The Mechanism of Nucleotide Excision Repair-Mediated UV-Induced Mutagenesis in Nonproliferating Cells

Following the irradiation of nondividing yeast cells with ultraviolet (UV) light, most induced mutations are inherited by both daughter cells, indicating that complementary changes are introduced into both strands of duplex DNA prior to replication. Early analyses demonstrated that such two-strand mutations depend on functional nucleotide excision repair (NER), but the molecular mechanism of this unique type of mutagenesis has not been further explored. In the experiments reported here, an ade2 adeX colony-color system was used to examine the genetic control of UV-induced mutagenesis in nondividing cultures of Saccharomyces cerevisiae. We confirmed a strong suppression of two-strand mutagenesis in NER-deficient backgrounds and demonstrated that neither mismatch repair nor interstrand crosslink repair affects the production of these mutations. By contrast, proteins involved in the error-prone bypass of DNA damage (Rev3, Rev1, PCNA, Rad18, Pol32, and Rad5) and in the early steps of the DNA-damage checkpoint response (Rad17, Mec3, Ddc1, Mec1, and Rad9) were required for the production of two-strand mutations.
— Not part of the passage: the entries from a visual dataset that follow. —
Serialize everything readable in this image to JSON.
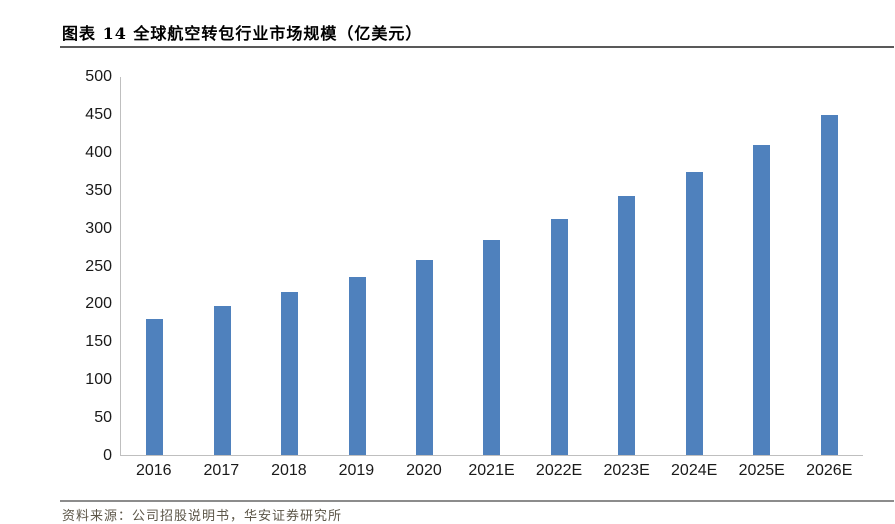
{
  "page": {
    "title": "图表 14 全球航空转包行业市场规模（亿美元）",
    "source": "资料来源：公司招股说明书，华安证券研究所"
  },
  "chart_data": {
    "type": "bar",
    "title": "全球航空转包行业市场规模（亿美元）",
    "categories": [
      "2016",
      "2017",
      "2018",
      "2019",
      "2020",
      "2021E",
      "2022E",
      "2023E",
      "2024E",
      "2025E",
      "2026E"
    ],
    "values": [
      180,
      197,
      215,
      236,
      258,
      284,
      312,
      342,
      375,
      410,
      450
    ],
    "xlabel": "",
    "ylabel": "",
    "ylim": [
      0,
      500
    ],
    "yticks": [
      0,
      50,
      100,
      150,
      200,
      250,
      300,
      350,
      400,
      450,
      500
    ],
    "grid": false,
    "legend": false,
    "bar_color": "#4F81BD",
    "axis_color": "#BFBFBF"
  }
}
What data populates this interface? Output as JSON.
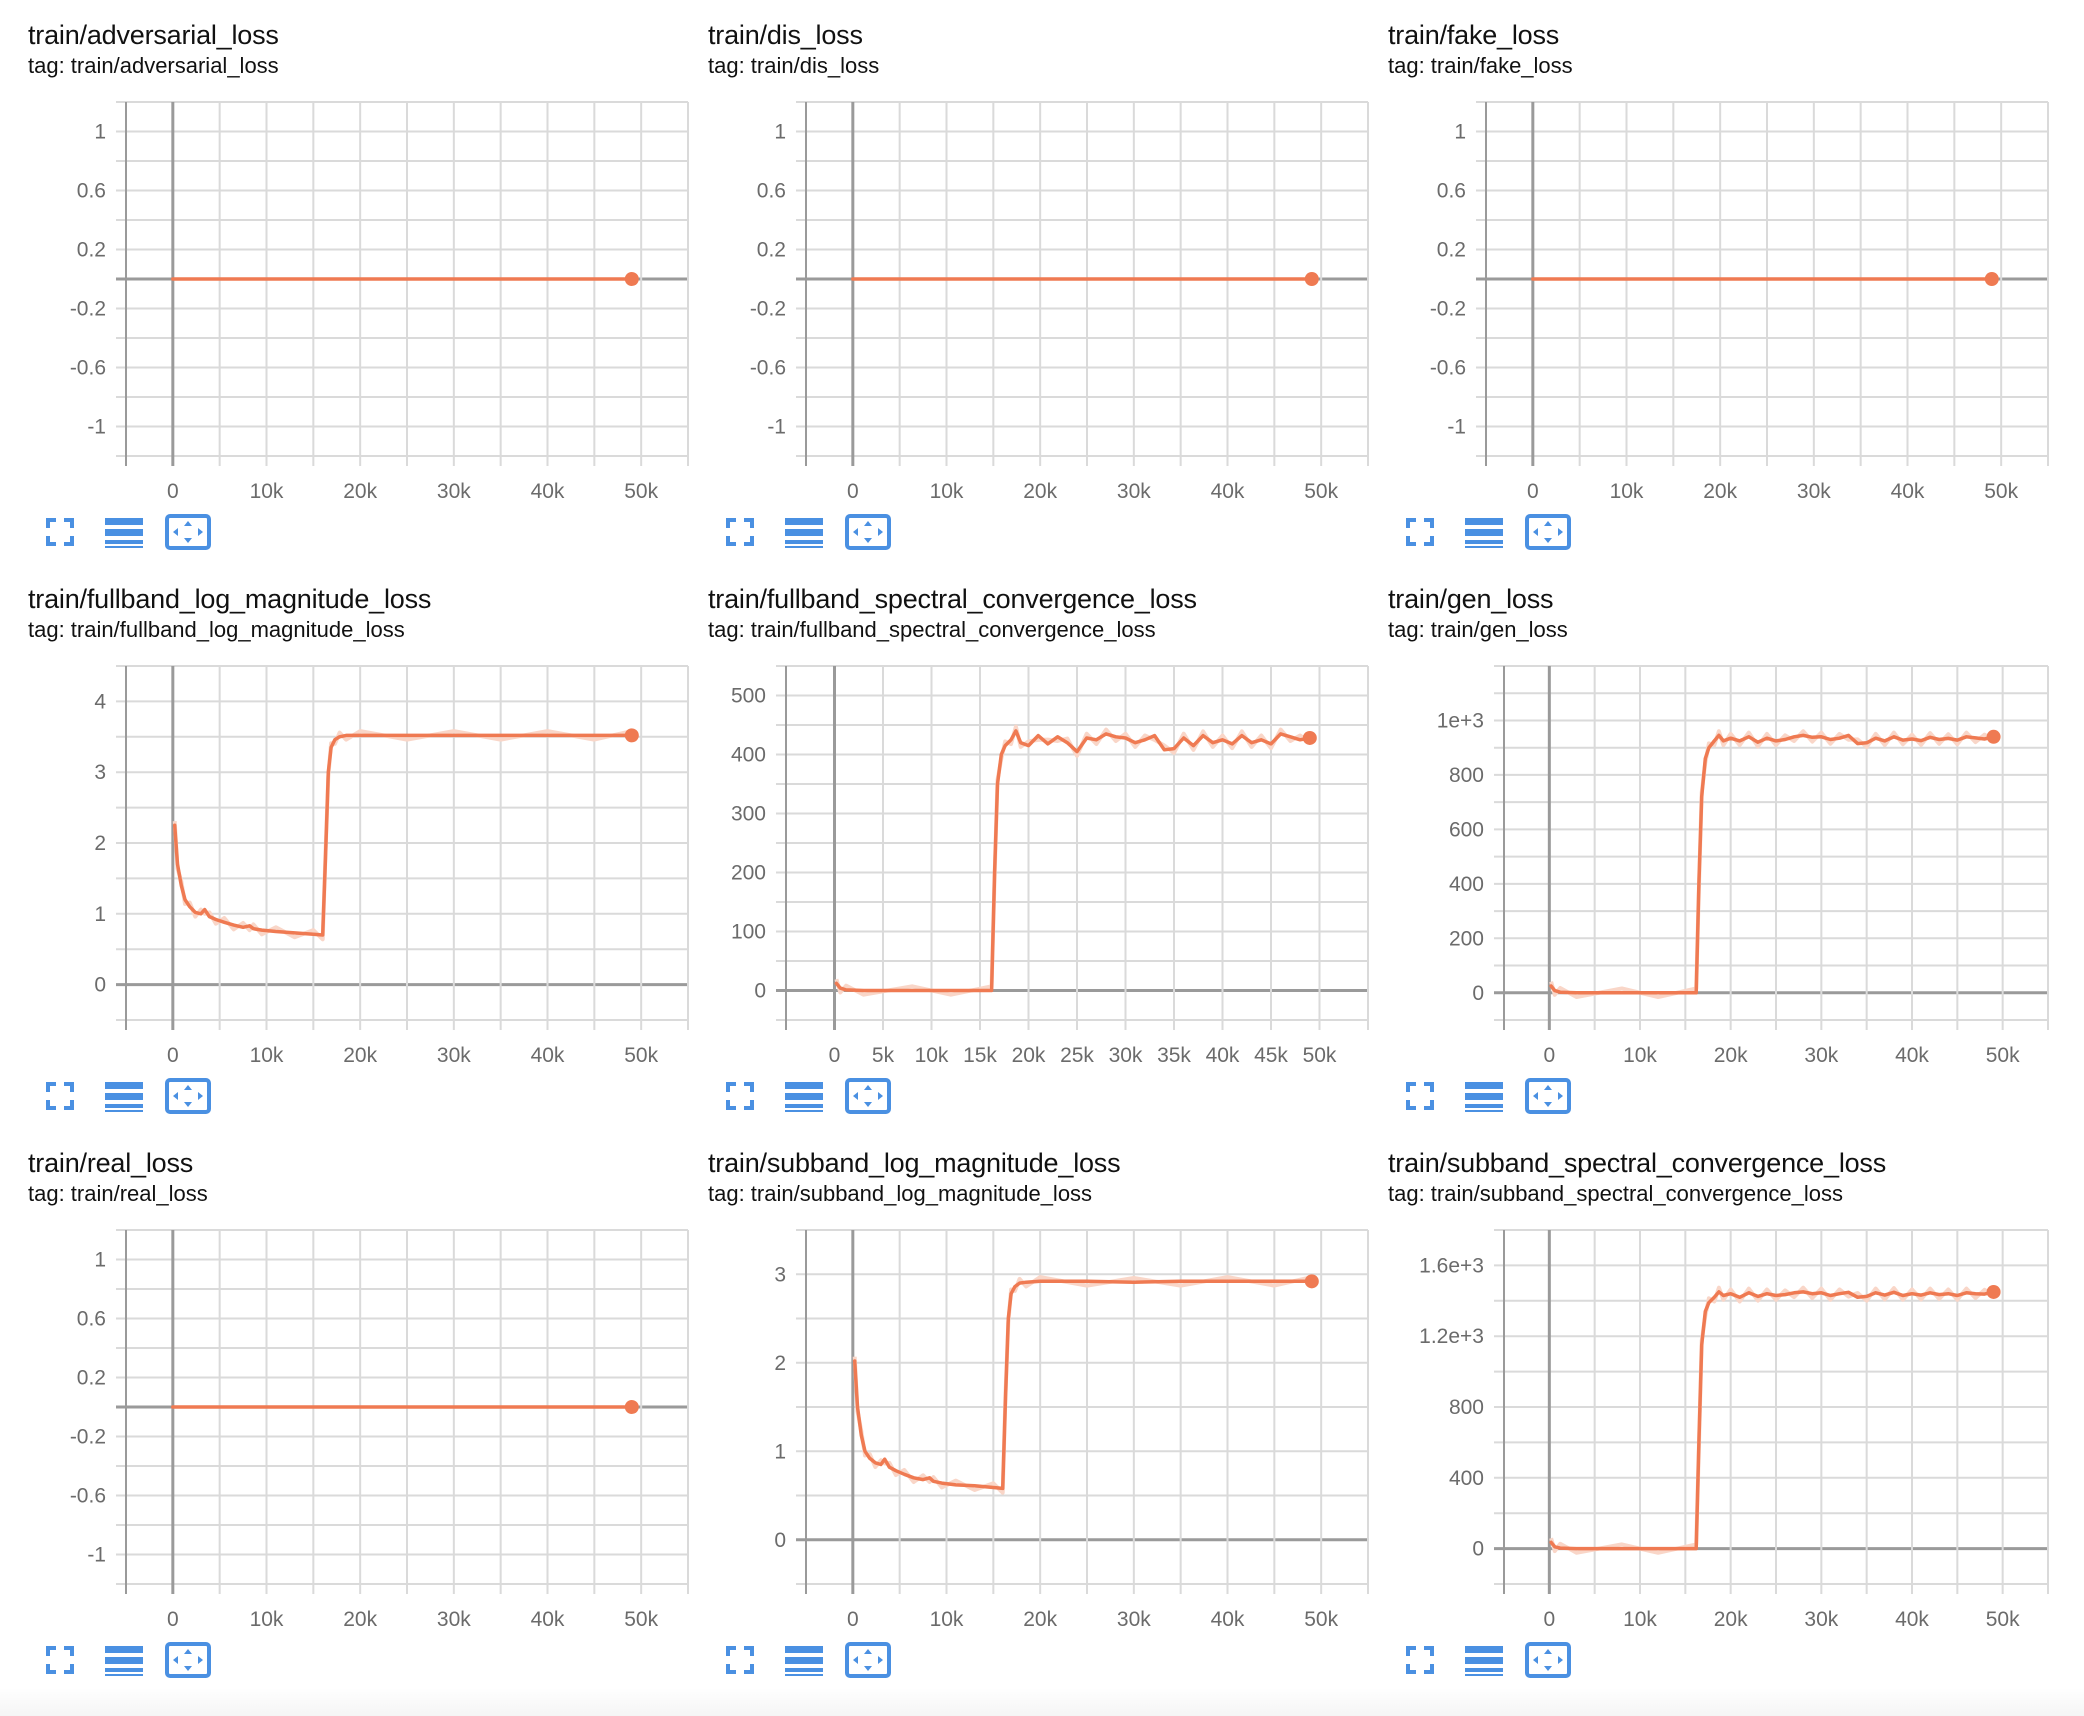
{
  "colors": {
    "line": "#ef7a52",
    "line_raw": "#f9d6c8",
    "grid": "#dadada",
    "axis": "#9a9a9a",
    "icon": "#4a90e2",
    "tick_text": "#6b6b6b"
  },
  "icons": {
    "fullscreen": "fullscreen-icon",
    "toggle_log": "lines-icon",
    "fit_domain": "fit-domain-icon"
  },
  "panels": [
    {
      "title": "train/adversarial_loss",
      "tag": "tag: train/adversarial_loss"
    },
    {
      "title": "train/dis_loss",
      "tag": "tag: train/dis_loss"
    },
    {
      "title": "train/fake_loss",
      "tag": "tag: train/fake_loss"
    },
    {
      "title": "train/fullband_log_magnitude_loss",
      "tag": "tag: train/fullband_log_magnitude_loss"
    },
    {
      "title": "train/fullband_spectral_convergence_loss",
      "tag": "tag: train/fullband_spectral_convergence_loss"
    },
    {
      "title": "train/gen_loss",
      "tag": "tag: train/gen_loss"
    },
    {
      "title": "train/real_loss",
      "tag": "tag: train/real_loss"
    },
    {
      "title": "train/subband_log_magnitude_loss",
      "tag": "tag: train/subband_log_magnitude_loss"
    },
    {
      "title": "train/subband_spectral_convergence_loss",
      "tag": "tag: train/subband_spectral_convergence_loss"
    }
  ],
  "chart_data": [
    {
      "type": "line",
      "title": "train/adversarial_loss",
      "xlabel": "",
      "ylabel": "",
      "xlim": [
        -5000,
        55000
      ],
      "ylim": [
        -1.2,
        1.2
      ],
      "x_ticks": [
        0,
        10000,
        20000,
        30000,
        40000,
        50000
      ],
      "x_tick_labels": [
        "0",
        "10k",
        "20k",
        "30k",
        "40k",
        "50k"
      ],
      "x_grid_step": 5000,
      "y_ticks": [
        1,
        0.6,
        0.2,
        -0.2,
        -0.6,
        -1
      ],
      "y_tick_labels": [
        "1",
        "0.6",
        "0.2",
        "-0.2",
        "-0.6",
        "-1"
      ],
      "y_grid_step": 0.2,
      "grid": true,
      "legend": "none",
      "series": [
        {
          "name": "train/adversarial_loss",
          "x": [
            0,
            49000
          ],
          "y": [
            0,
            0
          ]
        }
      ]
    },
    {
      "type": "line",
      "title": "train/dis_loss",
      "xlabel": "",
      "ylabel": "",
      "xlim": [
        -5000,
        55000
      ],
      "ylim": [
        -1.2,
        1.2
      ],
      "x_ticks": [
        0,
        10000,
        20000,
        30000,
        40000,
        50000
      ],
      "x_tick_labels": [
        "0",
        "10k",
        "20k",
        "30k",
        "40k",
        "50k"
      ],
      "x_grid_step": 5000,
      "y_ticks": [
        1,
        0.6,
        0.2,
        -0.2,
        -0.6,
        -1
      ],
      "y_tick_labels": [
        "1",
        "0.6",
        "0.2",
        "-0.2",
        "-0.6",
        "-1"
      ],
      "y_grid_step": 0.2,
      "grid": true,
      "legend": "none",
      "series": [
        {
          "name": "train/dis_loss",
          "x": [
            0,
            49000
          ],
          "y": [
            0,
            0
          ]
        }
      ]
    },
    {
      "type": "line",
      "title": "train/fake_loss",
      "xlabel": "",
      "ylabel": "",
      "xlim": [
        -5000,
        55000
      ],
      "ylim": [
        -1.2,
        1.2
      ],
      "x_ticks": [
        0,
        10000,
        20000,
        30000,
        40000,
        50000
      ],
      "x_tick_labels": [
        "0",
        "10k",
        "20k",
        "30k",
        "40k",
        "50k"
      ],
      "x_grid_step": 5000,
      "y_ticks": [
        1,
        0.6,
        0.2,
        -0.2,
        -0.6,
        -1
      ],
      "y_tick_labels": [
        "1",
        "0.6",
        "0.2",
        "-0.2",
        "-0.6",
        "-1"
      ],
      "y_grid_step": 0.2,
      "grid": true,
      "legend": "none",
      "series": [
        {
          "name": "train/fake_loss",
          "x": [
            0,
            49000
          ],
          "y": [
            0,
            0
          ]
        }
      ]
    },
    {
      "type": "line",
      "title": "train/fullband_log_magnitude_loss",
      "xlabel": "",
      "ylabel": "",
      "xlim": [
        -5000,
        55000
      ],
      "ylim": [
        -0.5,
        4.5
      ],
      "x_ticks": [
        0,
        10000,
        20000,
        30000,
        40000,
        50000
      ],
      "x_tick_labels": [
        "0",
        "10k",
        "20k",
        "30k",
        "40k",
        "50k"
      ],
      "x_grid_step": 5000,
      "y_ticks": [
        4,
        3,
        2,
        1,
        0
      ],
      "y_tick_labels": [
        "4",
        "3",
        "2",
        "1",
        "0"
      ],
      "y_grid_step": 0.5,
      "grid": true,
      "legend": "none",
      "series": [
        {
          "name": "train/fullband_log_magnitude_loss",
          "x": [
            200,
            500,
            900,
            1300,
            1800,
            2400,
            3000,
            3400,
            3900,
            4600,
            5500,
            6500,
            7500,
            8200,
            8600,
            9500,
            11000,
            13000,
            15000,
            16000,
            16300,
            16600,
            16900,
            17300,
            17800,
            18500,
            20000,
            25000,
            30000,
            35000,
            40000,
            45000,
            49000
          ],
          "y": [
            2.25,
            1.7,
            1.4,
            1.2,
            1.1,
            1.02,
            1.0,
            1.06,
            0.96,
            0.92,
            0.88,
            0.84,
            0.81,
            0.83,
            0.79,
            0.77,
            0.75,
            0.73,
            0.71,
            0.7,
            1.8,
            3.0,
            3.35,
            3.46,
            3.5,
            3.52,
            3.52,
            3.52,
            3.52,
            3.52,
            3.52,
            3.52,
            3.52
          ]
        }
      ]
    },
    {
      "type": "line",
      "title": "train/fullband_spectral_convergence_loss",
      "xlabel": "",
      "ylabel": "",
      "xlim": [
        -5000,
        55000
      ],
      "ylim": [
        -50,
        550
      ],
      "x_ticks": [
        0,
        5000,
        10000,
        15000,
        20000,
        25000,
        30000,
        35000,
        40000,
        45000,
        50000
      ],
      "x_tick_labels": [
        "0",
        "5k",
        "10k",
        "15k",
        "20k",
        "25k",
        "30k",
        "35k",
        "40k",
        "45k",
        "50k"
      ],
      "x_grid_step": 5000,
      "y_ticks": [
        500,
        400,
        300,
        200,
        100,
        0
      ],
      "y_tick_labels": [
        "500",
        "400",
        "300",
        "200",
        "100",
        "0"
      ],
      "y_grid_step": 50,
      "grid": true,
      "legend": "none",
      "series": [
        {
          "name": "train/fullband_spectral_convergence_loss",
          "x": [
            200,
            600,
            1200,
            3000,
            8000,
            12000,
            16200,
            16500,
            16800,
            17200,
            17600,
            18200,
            18700,
            19200,
            20000,
            21000,
            22000,
            23000,
            24000,
            25000,
            26000,
            27000,
            28000,
            29000,
            30000,
            31000,
            32000,
            33000,
            34000,
            35000,
            36000,
            37000,
            38000,
            39000,
            40000,
            41000,
            42000,
            43000,
            44000,
            45000,
            46000,
            47000,
            48000,
            49000
          ],
          "y": [
            12,
            4,
            1,
            0,
            0,
            0,
            0,
            200,
            350,
            400,
            415,
            425,
            440,
            420,
            415,
            432,
            418,
            430,
            420,
            405,
            428,
            425,
            435,
            430,
            428,
            420,
            425,
            432,
            408,
            410,
            428,
            415,
            432,
            420,
            425,
            418,
            432,
            420,
            425,
            418,
            435,
            430,
            425,
            428
          ]
        }
      ]
    },
    {
      "type": "line",
      "title": "train/gen_loss",
      "xlabel": "",
      "ylabel": "",
      "xlim": [
        -5000,
        55000
      ],
      "ylim": [
        -100,
        1200
      ],
      "x_ticks": [
        0,
        10000,
        20000,
        30000,
        40000,
        50000
      ],
      "x_tick_labels": [
        "0",
        "10k",
        "20k",
        "30k",
        "40k",
        "50k"
      ],
      "x_grid_step": 5000,
      "y_ticks": [
        1000,
        800,
        600,
        400,
        200,
        0
      ],
      "y_tick_labels": [
        "1e+3",
        "800",
        "600",
        "400",
        "200",
        "0"
      ],
      "y_grid_step": 100,
      "grid": true,
      "legend": "none",
      "series": [
        {
          "name": "train/gen_loss",
          "x": [
            200,
            600,
            1200,
            3000,
            8000,
            12000,
            16200,
            16500,
            16800,
            17200,
            17600,
            18200,
            18700,
            19200,
            20000,
            21000,
            22000,
            23000,
            24000,
            25000,
            26000,
            27000,
            28000,
            29000,
            30000,
            31000,
            32000,
            33000,
            34000,
            35000,
            36000,
            37000,
            38000,
            39000,
            40000,
            41000,
            42000,
            43000,
            44000,
            45000,
            46000,
            47000,
            48000,
            49000
          ],
          "y": [
            25,
            8,
            2,
            0,
            0,
            0,
            0,
            400,
            720,
            860,
            900,
            925,
            945,
            925,
            935,
            925,
            940,
            920,
            935,
            925,
            930,
            940,
            945,
            938,
            940,
            930,
            935,
            945,
            915,
            918,
            935,
            925,
            940,
            928,
            932,
            926,
            938,
            930,
            934,
            928,
            940,
            936,
            932,
            940
          ]
        }
      ]
    },
    {
      "type": "line",
      "title": "train/real_loss",
      "xlabel": "",
      "ylabel": "",
      "xlim": [
        -5000,
        55000
      ],
      "ylim": [
        -1.2,
        1.2
      ],
      "x_ticks": [
        0,
        10000,
        20000,
        30000,
        40000,
        50000
      ],
      "x_tick_labels": [
        "0",
        "10k",
        "20k",
        "30k",
        "40k",
        "50k"
      ],
      "x_grid_step": 5000,
      "y_ticks": [
        1,
        0.6,
        0.2,
        -0.2,
        -0.6,
        -1
      ],
      "y_tick_labels": [
        "1",
        "0.6",
        "0.2",
        "-0.2",
        "-0.6",
        "-1"
      ],
      "y_grid_step": 0.2,
      "grid": true,
      "legend": "none",
      "series": [
        {
          "name": "train/real_loss",
          "x": [
            0,
            49000
          ],
          "y": [
            0,
            0
          ]
        }
      ]
    },
    {
      "type": "line",
      "title": "train/subband_log_magnitude_loss",
      "xlabel": "",
      "ylabel": "",
      "xlim": [
        -5000,
        55000
      ],
      "ylim": [
        -0.5,
        3.5
      ],
      "x_ticks": [
        0,
        10000,
        20000,
        30000,
        40000,
        50000
      ],
      "x_tick_labels": [
        "0",
        "10k",
        "20k",
        "30k",
        "40k",
        "50k"
      ],
      "x_grid_step": 5000,
      "y_ticks": [
        3,
        2,
        1,
        0
      ],
      "y_tick_labels": [
        "3",
        "2",
        "1",
        "0"
      ],
      "y_grid_step": 0.5,
      "grid": true,
      "legend": "none",
      "series": [
        {
          "name": "train/subband_log_magnitude_loss",
          "x": [
            200,
            500,
            900,
            1300,
            1800,
            2400,
            3000,
            3400,
            3900,
            4600,
            5500,
            6500,
            7500,
            8200,
            8600,
            9500,
            11000,
            13000,
            15000,
            16000,
            16300,
            16600,
            16900,
            17300,
            17800,
            18500,
            20000,
            25000,
            30000,
            35000,
            40000,
            45000,
            49000
          ],
          "y": [
            2.02,
            1.5,
            1.18,
            1.0,
            0.92,
            0.87,
            0.85,
            0.91,
            0.82,
            0.78,
            0.74,
            0.7,
            0.68,
            0.7,
            0.66,
            0.64,
            0.62,
            0.61,
            0.59,
            0.58,
            1.6,
            2.5,
            2.78,
            2.86,
            2.9,
            2.91,
            2.92,
            2.92,
            2.91,
            2.92,
            2.92,
            2.92,
            2.92
          ]
        }
      ]
    },
    {
      "type": "line",
      "title": "train/subband_spectral_convergence_loss",
      "xlabel": "",
      "ylabel": "",
      "xlim": [
        -5000,
        55000
      ],
      "ylim": [
        -200,
        1800
      ],
      "x_ticks": [
        0,
        10000,
        20000,
        30000,
        40000,
        50000
      ],
      "x_tick_labels": [
        "0",
        "10k",
        "20k",
        "30k",
        "40k",
        "50k"
      ],
      "x_grid_step": 5000,
      "y_ticks": [
        1600,
        1200,
        800,
        400,
        0
      ],
      "y_tick_labels": [
        "1.6e+3",
        "1.2e+3",
        "800",
        "400",
        "0"
      ],
      "y_grid_step": 200,
      "grid": true,
      "legend": "none",
      "series": [
        {
          "name": "train/subband_spectral_convergence_loss",
          "x": [
            200,
            600,
            1200,
            3000,
            8000,
            12000,
            16200,
            16500,
            16800,
            17200,
            17600,
            18200,
            18700,
            19200,
            20000,
            21000,
            22000,
            23000,
            24000,
            25000,
            26000,
            27000,
            28000,
            29000,
            30000,
            31000,
            32000,
            33000,
            34000,
            35000,
            36000,
            37000,
            38000,
            39000,
            40000,
            41000,
            42000,
            43000,
            44000,
            45000,
            46000,
            47000,
            48000,
            49000
          ],
          "y": [
            35,
            10,
            3,
            0,
            0,
            0,
            0,
            600,
            1150,
            1340,
            1390,
            1420,
            1450,
            1430,
            1440,
            1420,
            1445,
            1425,
            1440,
            1430,
            1435,
            1445,
            1450,
            1440,
            1445,
            1430,
            1440,
            1448,
            1420,
            1425,
            1445,
            1432,
            1448,
            1430,
            1440,
            1432,
            1445,
            1435,
            1440,
            1430,
            1445,
            1440,
            1438,
            1450
          ]
        }
      ]
    }
  ]
}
There was no involvement, however, for the Pol η translesion synthesis DNA polymerase, the Mms2-Ubc13 postreplication repair complex, downstream DNA-damage checkpoint factors (Rad53, Chk1, and Dun1), or the Exo1 exonuclease. Our data support models in which UV-induced mutagenesis in nondividing cells occurs during the Pol ζ-dependent filling of lesion-containing, NER-generated gaps. The requirement for specific DNA-damage checkpoint proteins suggests roles in recruiting and/or activating factors required to fill such gaps.